Farouchement indépendante, Gabrielle Lessard avoue se méfier des institutions : « Si tu n’es pas dans le copinage, tu n’as aucune aide. Quand j’ai présenté Retenir l’aube, ça m’a coûté 200 $ pour le faire lire, j’ai eu une réponse près d’un an plus tard, me disant que ce n’est pas un texte de théâtre, mais de poésie, et qu’on ne souhaitait à aucun acteur de jouer dans cette pièce ! J’attendais des commentaires constructifs, pas une lettre d’insultes. Je trouve que beaucoup de textes qui sortent du CEAD sont formatés, ils se ressemblent tous. Les gens qui y travaillent n’ont eu aucune considération pour mon œuvre en chantier, alors qu’ils auraient dû m’encourager et  m’accompagner en tant que jeune auteur.
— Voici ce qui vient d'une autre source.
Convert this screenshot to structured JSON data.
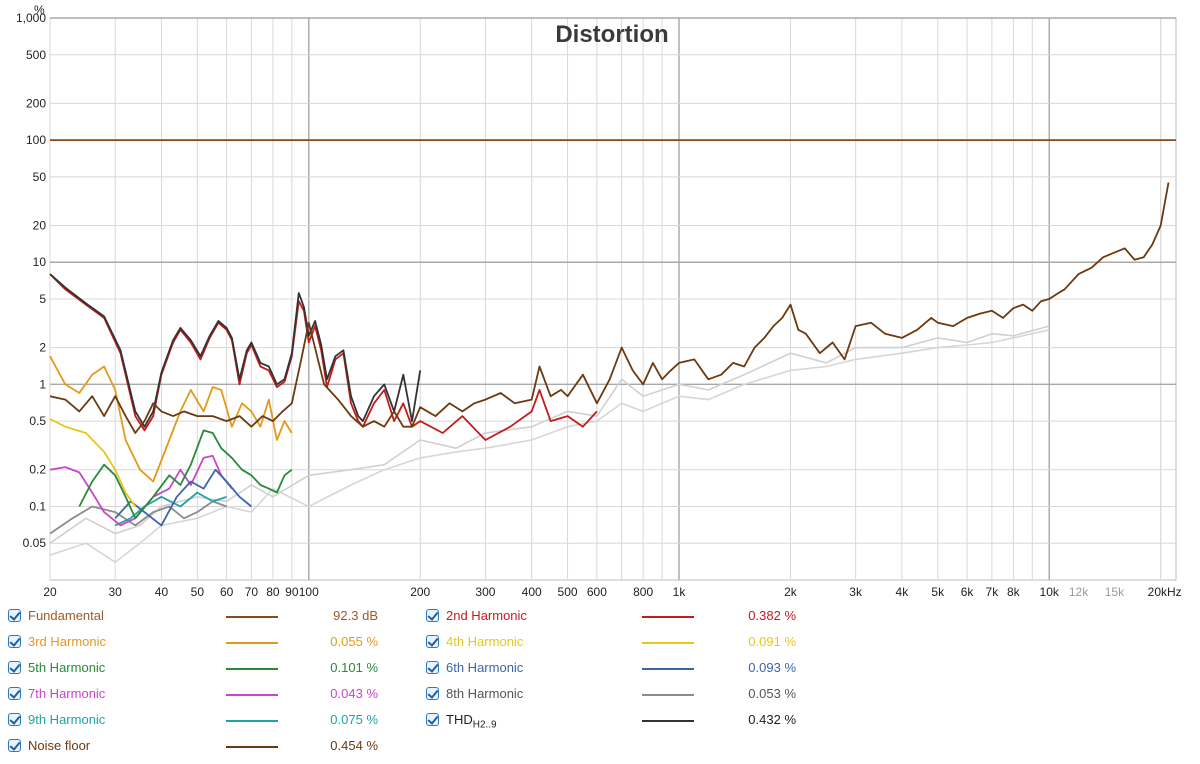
{
  "chart_data": {
    "type": "line",
    "title": "Distortion",
    "y_unit": "%",
    "x_unit": "Hz",
    "x_scale": "log",
    "y_scale": "log",
    "xlim": [
      20,
      22000
    ],
    "ylim": [
      0.025,
      1000
    ],
    "grid": true,
    "legend_placement": "bottom",
    "y_ticks": [
      {
        "v": 1000,
        "label": "1,000"
      },
      {
        "v": 500,
        "label": "500"
      },
      {
        "v": 200,
        "label": "200"
      },
      {
        "v": 100,
        "label": "100"
      },
      {
        "v": 50,
        "label": "50"
      },
      {
        "v": 20,
        "label": "20"
      },
      {
        "v": 10,
        "label": "10"
      },
      {
        "v": 5,
        "label": "5"
      },
      {
        "v": 2,
        "label": "2"
      },
      {
        "v": 1,
        "label": "1"
      },
      {
        "v": 0.5,
        "label": "0.5"
      },
      {
        "v": 0.2,
        "label": "0.2"
      },
      {
        "v": 0.1,
        "label": "0.1"
      },
      {
        "v": 0.05,
        "label": "0.05"
      }
    ],
    "x_ticks": [
      {
        "v": 20,
        "label": "20"
      },
      {
        "v": 30,
        "label": "30"
      },
      {
        "v": 40,
        "label": "40"
      },
      {
        "v": 50,
        "label": "50"
      },
      {
        "v": 60,
        "label": "60"
      },
      {
        "v": 70,
        "label": "70"
      },
      {
        "v": 80,
        "label": "80"
      },
      {
        "v": 90,
        "label": "90"
      },
      {
        "v": 100,
        "label": "100"
      },
      {
        "v": 200,
        "label": "200"
      },
      {
        "v": 300,
        "label": "300"
      },
      {
        "v": 400,
        "label": "400"
      },
      {
        "v": 500,
        "label": "500"
      },
      {
        "v": 600,
        "label": "600"
      },
      {
        "v": 800,
        "label": "800"
      },
      {
        "v": 1000,
        "label": "1k"
      },
      {
        "v": 2000,
        "label": "2k"
      },
      {
        "v": 3000,
        "label": "3k"
      },
      {
        "v": 4000,
        "label": "4k"
      },
      {
        "v": 5000,
        "label": "5k"
      },
      {
        "v": 6000,
        "label": "6k"
      },
      {
        "v": 7000,
        "label": "7k"
      },
      {
        "v": 8000,
        "label": "8k"
      },
      {
        "v": 10000,
        "label": "10k"
      },
      {
        "v": 12000,
        "label": "12k",
        "grey": true
      },
      {
        "v": 15000,
        "label": "15k",
        "grey": true
      },
      {
        "v": 20000,
        "label": "20kHz"
      }
    ],
    "series": [
      {
        "name": "Fundamental",
        "color": "#8a4a1e",
        "value": "92.3 dB",
        "x": [
          20,
          22000
        ],
        "y": [
          100,
          100
        ]
      },
      {
        "name": "2nd Harmonic",
        "color": "#c41b1b",
        "value": "0.382 %",
        "x": [
          20,
          22,
          25,
          28,
          31,
          34,
          36,
          38,
          40,
          43,
          45,
          48,
          51,
          54,
          57,
          60,
          62,
          65,
          68,
          70,
          74,
          78,
          82,
          86,
          90,
          94,
          97,
          100,
          104,
          108,
          112,
          118,
          124,
          130,
          136,
          140,
          150,
          160,
          170,
          180,
          190,
          200,
          230,
          260,
          300,
          350,
          400,
          420,
          450,
          500,
          550,
          600
        ],
        "y": [
          8,
          6,
          4.5,
          3.5,
          1.8,
          0.55,
          0.42,
          0.55,
          1.2,
          2.2,
          2.8,
          2.2,
          1.6,
          2.4,
          3.2,
          2.8,
          2.3,
          1.0,
          1.8,
          2.1,
          1.4,
          1.3,
          0.95,
          1.05,
          1.7,
          4.8,
          4.0,
          2.2,
          3.0,
          1.9,
          0.95,
          1.6,
          1.8,
          0.7,
          0.5,
          0.45,
          0.7,
          0.9,
          0.5,
          0.7,
          0.45,
          0.5,
          0.4,
          0.55,
          0.35,
          0.45,
          0.6,
          0.9,
          0.5,
          0.55,
          0.45,
          0.6
        ]
      },
      {
        "name": "3rd Harmonic",
        "color": "#e39a1a",
        "value": "0.055 %",
        "x": [
          20,
          22,
          24,
          26,
          28,
          30,
          32,
          35,
          38,
          42,
          45,
          48,
          52,
          55,
          58,
          62,
          66,
          70,
          74,
          78,
          82,
          86,
          90
        ],
        "y": [
          1.7,
          1.0,
          0.85,
          1.2,
          1.4,
          0.9,
          0.35,
          0.2,
          0.16,
          0.35,
          0.6,
          0.9,
          0.6,
          0.95,
          0.9,
          0.45,
          0.7,
          0.6,
          0.45,
          0.75,
          0.35,
          0.5,
          0.4
        ]
      },
      {
        "name": "4th Harmonic",
        "color": "#e8c61c",
        "value": "0.091 %",
        "x": [
          20,
          22,
          25,
          28,
          30,
          32,
          34
        ],
        "y": [
          0.52,
          0.45,
          0.4,
          0.28,
          0.2,
          0.13,
          0.1
        ]
      },
      {
        "name": "5th Harmonic",
        "color": "#2a8a3a",
        "value": "0.101 %",
        "x": [
          24,
          26,
          28,
          30,
          32,
          34,
          38,
          42,
          45,
          48,
          52,
          55,
          58,
          62,
          66,
          70,
          74,
          78,
          82,
          86,
          90
        ],
        "y": [
          0.1,
          0.16,
          0.22,
          0.18,
          0.12,
          0.08,
          0.12,
          0.18,
          0.15,
          0.22,
          0.42,
          0.4,
          0.3,
          0.25,
          0.2,
          0.18,
          0.15,
          0.14,
          0.13,
          0.18,
          0.2
        ]
      },
      {
        "name": "6th Harmonic",
        "color": "#3a66a8",
        "value": "0.093 %",
        "x": [
          30,
          33,
          36,
          40,
          44,
          48,
          52,
          56,
          60,
          65,
          70
        ],
        "y": [
          0.08,
          0.11,
          0.09,
          0.07,
          0.12,
          0.16,
          0.14,
          0.2,
          0.16,
          0.12,
          0.1
        ]
      },
      {
        "name": "7th Harmonic",
        "color": "#cc44cc",
        "value": "0.043 %",
        "x": [
          20,
          22,
          24,
          26,
          28,
          31,
          34,
          38,
          42,
          45,
          48,
          52,
          55,
          58,
          62
        ],
        "y": [
          0.2,
          0.21,
          0.19,
          0.13,
          0.09,
          0.07,
          0.08,
          0.12,
          0.14,
          0.2,
          0.15,
          0.25,
          0.26,
          0.18,
          0.14
        ]
      },
      {
        "name": "8th Harmonic",
        "color": "#8c8c8c",
        "value": "0.053 %",
        "x": [
          20,
          23,
          26,
          30,
          34,
          38,
          42,
          46,
          50,
          55,
          60
        ],
        "y": [
          0.06,
          0.08,
          0.1,
          0.09,
          0.07,
          0.09,
          0.1,
          0.08,
          0.09,
          0.11,
          0.1
        ]
      },
      {
        "name": "9th Harmonic",
        "color": "#1fa3a3",
        "value": "0.075 %",
        "x": [
          30,
          33,
          36,
          40,
          45,
          50,
          55,
          60
        ],
        "y": [
          0.07,
          0.08,
          0.1,
          0.12,
          0.1,
          0.13,
          0.11,
          0.12
        ]
      },
      {
        "name": "THD",
        "name_sub": "H2..9",
        "color": "#333333",
        "value": "0.432 %",
        "x": [
          20,
          22,
          25,
          28,
          31,
          34,
          36,
          38,
          40,
          43,
          45,
          48,
          51,
          54,
          57,
          60,
          62,
          65,
          68,
          70,
          74,
          78,
          82,
          86,
          90,
          94,
          97,
          100,
          104,
          108,
          112,
          118,
          124,
          130,
          136,
          140,
          150,
          160,
          170,
          180,
          190,
          200
        ],
        "y": [
          8,
          6.2,
          4.6,
          3.6,
          1.9,
          0.6,
          0.45,
          0.6,
          1.25,
          2.3,
          2.9,
          2.3,
          1.7,
          2.5,
          3.3,
          2.9,
          2.4,
          1.1,
          1.9,
          2.2,
          1.5,
          1.4,
          1.0,
          1.1,
          1.8,
          5.6,
          4.3,
          2.5,
          3.3,
          2.1,
          1.1,
          1.7,
          1.9,
          0.8,
          0.55,
          0.5,
          0.8,
          1.0,
          0.6,
          1.2,
          0.5,
          1.3
        ]
      },
      {
        "name": "Noise floor",
        "color": "#6b3a10",
        "value": "0.454 %",
        "x": [
          20,
          22,
          24,
          26,
          28,
          30,
          32,
          34,
          36,
          38,
          40,
          43,
          46,
          50,
          55,
          60,
          65,
          70,
          75,
          80,
          85,
          90,
          95,
          100,
          110,
          120,
          130,
          140,
          150,
          160,
          170,
          180,
          190,
          200,
          220,
          240,
          260,
          280,
          300,
          330,
          360,
          400,
          420,
          450,
          480,
          500,
          550,
          600,
          650,
          700,
          750,
          800,
          850,
          900,
          950,
          1000,
          1100,
          1200,
          1300,
          1400,
          1500,
          1600,
          1700,
          1800,
          1900,
          2000,
          2100,
          2200,
          2400,
          2600,
          2800,
          3000,
          3300,
          3600,
          4000,
          4400,
          4800,
          5000,
          5500,
          6000,
          6500,
          7000,
          7500,
          8000,
          8500,
          9000,
          9500,
          10000,
          10500,
          11000,
          12000,
          13000,
          14000,
          15000,
          16000,
          17000,
          18000,
          19000,
          20000,
          21000
        ],
        "y": [
          0.8,
          0.75,
          0.6,
          0.8,
          0.55,
          0.8,
          0.55,
          0.4,
          0.5,
          0.7,
          0.6,
          0.55,
          0.6,
          0.55,
          0.55,
          0.5,
          0.55,
          0.45,
          0.55,
          0.5,
          0.6,
          0.7,
          1.5,
          3.2,
          1.0,
          0.75,
          0.55,
          0.45,
          0.5,
          0.45,
          0.6,
          0.45,
          0.45,
          0.65,
          0.55,
          0.7,
          0.6,
          0.7,
          0.75,
          0.85,
          0.7,
          0.75,
          1.4,
          0.8,
          0.9,
          0.8,
          1.2,
          0.7,
          1.1,
          2.0,
          1.3,
          1.0,
          1.5,
          1.1,
          1.3,
          1.5,
          1.6,
          1.1,
          1.2,
          1.5,
          1.4,
          2.0,
          2.4,
          3.0,
          3.5,
          4.5,
          2.8,
          2.6,
          1.8,
          2.2,
          1.6,
          3.0,
          3.2,
          2.6,
          2.4,
          2.8,
          3.5,
          3.2,
          3.0,
          3.5,
          3.8,
          4.0,
          3.5,
          4.2,
          4.5,
          4.0,
          4.8,
          5.0,
          5.5,
          6.0,
          8.0,
          9.0,
          11.0,
          12.0,
          13.0,
          10.5,
          11.0,
          14.0,
          20.0,
          45.0
        ]
      },
      {
        "name": "grey-1",
        "color": "#d0d0d0",
        "x": [
          20,
          25,
          30,
          35,
          40,
          50,
          60,
          70,
          80,
          100,
          130,
          160,
          200,
          250,
          300,
          400,
          500,
          600,
          700,
          800,
          1000,
          1200,
          1500,
          2000,
          2500,
          3000,
          4000,
          5000,
          6000,
          7000,
          8000,
          10000
        ],
        "y": [
          0.05,
          0.08,
          0.06,
          0.07,
          0.1,
          0.12,
          0.11,
          0.15,
          0.12,
          0.18,
          0.2,
          0.22,
          0.35,
          0.3,
          0.4,
          0.45,
          0.6,
          0.55,
          1.1,
          0.8,
          1.0,
          0.9,
          1.2,
          1.8,
          1.5,
          2.0,
          2.0,
          2.4,
          2.2,
          2.6,
          2.5,
          3.0
        ]
      },
      {
        "name": "grey-2",
        "color": "#d6d6d6",
        "x": [
          20,
          25,
          30,
          35,
          40,
          50,
          60,
          70,
          80,
          100,
          130,
          160,
          200,
          250,
          300,
          400,
          500,
          600,
          700,
          800,
          1000,
          1200,
          1500,
          2000,
          2500,
          3000,
          4000,
          5000,
          6000,
          7000,
          8000,
          10000
        ],
        "y": [
          0.04,
          0.05,
          0.035,
          0.05,
          0.07,
          0.08,
          0.1,
          0.09,
          0.14,
          0.1,
          0.15,
          0.2,
          0.25,
          0.28,
          0.3,
          0.35,
          0.45,
          0.5,
          0.7,
          0.6,
          0.8,
          0.75,
          1.0,
          1.3,
          1.4,
          1.6,
          1.8,
          2.0,
          2.1,
          2.2,
          2.4,
          2.8
        ]
      }
    ]
  },
  "legend": {
    "left": [
      {
        "name": "Fundamental",
        "sub": "",
        "color": "#8a4a1e",
        "text_color": "#9a5a2a",
        "value": "92.3 dB"
      },
      {
        "name": "3rd Harmonic",
        "sub": "",
        "color": "#e39a1a",
        "text_color": "#e39a1a",
        "value": "0.055 %"
      },
      {
        "name": "5th Harmonic",
        "sub": "",
        "color": "#2a8a3a",
        "text_color": "#2a8a3a",
        "value": "0.101 %"
      },
      {
        "name": "7th Harmonic",
        "sub": "",
        "color": "#cc44cc",
        "text_color": "#cc44cc",
        "value": "0.043 %"
      },
      {
        "name": "9th Harmonic",
        "sub": "",
        "color": "#1fa3a3",
        "text_color": "#1fa3a3",
        "value": "0.075 %"
      },
      {
        "name": "Noise floor",
        "sub": "",
        "color": "#6b3a10",
        "text_color": "#6b3a10",
        "value": "0.454 %"
      }
    ],
    "right": [
      {
        "name": "2nd Harmonic",
        "sub": "",
        "color": "#c41b1b",
        "text_color": "#c41b1b",
        "value": "0.382 %"
      },
      {
        "name": "4th Harmonic",
        "sub": "",
        "color": "#e8c61c",
        "text_color": "#e8c61c",
        "value": "0.091 %"
      },
      {
        "name": "6th Harmonic",
        "sub": "",
        "color": "#3a66a8",
        "text_color": "#3a66a8",
        "value": "0.093 %"
      },
      {
        "name": "8th Harmonic",
        "sub": "",
        "color": "#8c8c8c",
        "text_color": "#555555",
        "value": "0.053 %"
      },
      {
        "name": "THD",
        "sub": "H2..9",
        "color": "#333333",
        "text_color": "#222222",
        "value": "0.432 %"
      }
    ]
  }
}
Une écriture, ça ne se passe pas au papier sablé, ça évolue, ça progresse… Ce sont ses maladresses qui en font l’intérêt, à mon avis… »

Les Savants

Texte et mise en scène : Gabrielle Lessard. Son : Le Futur. Scénographie : Odile Gamache. Éclairages : Cédric Delorme-Bouchard. Avec Marianne Dansereau, Catherine Lavoie, Michel-Maxime Legault et Emmanuelle Lussier-Martinez. Aux Écuries du 24 mars au 3 avril 2016.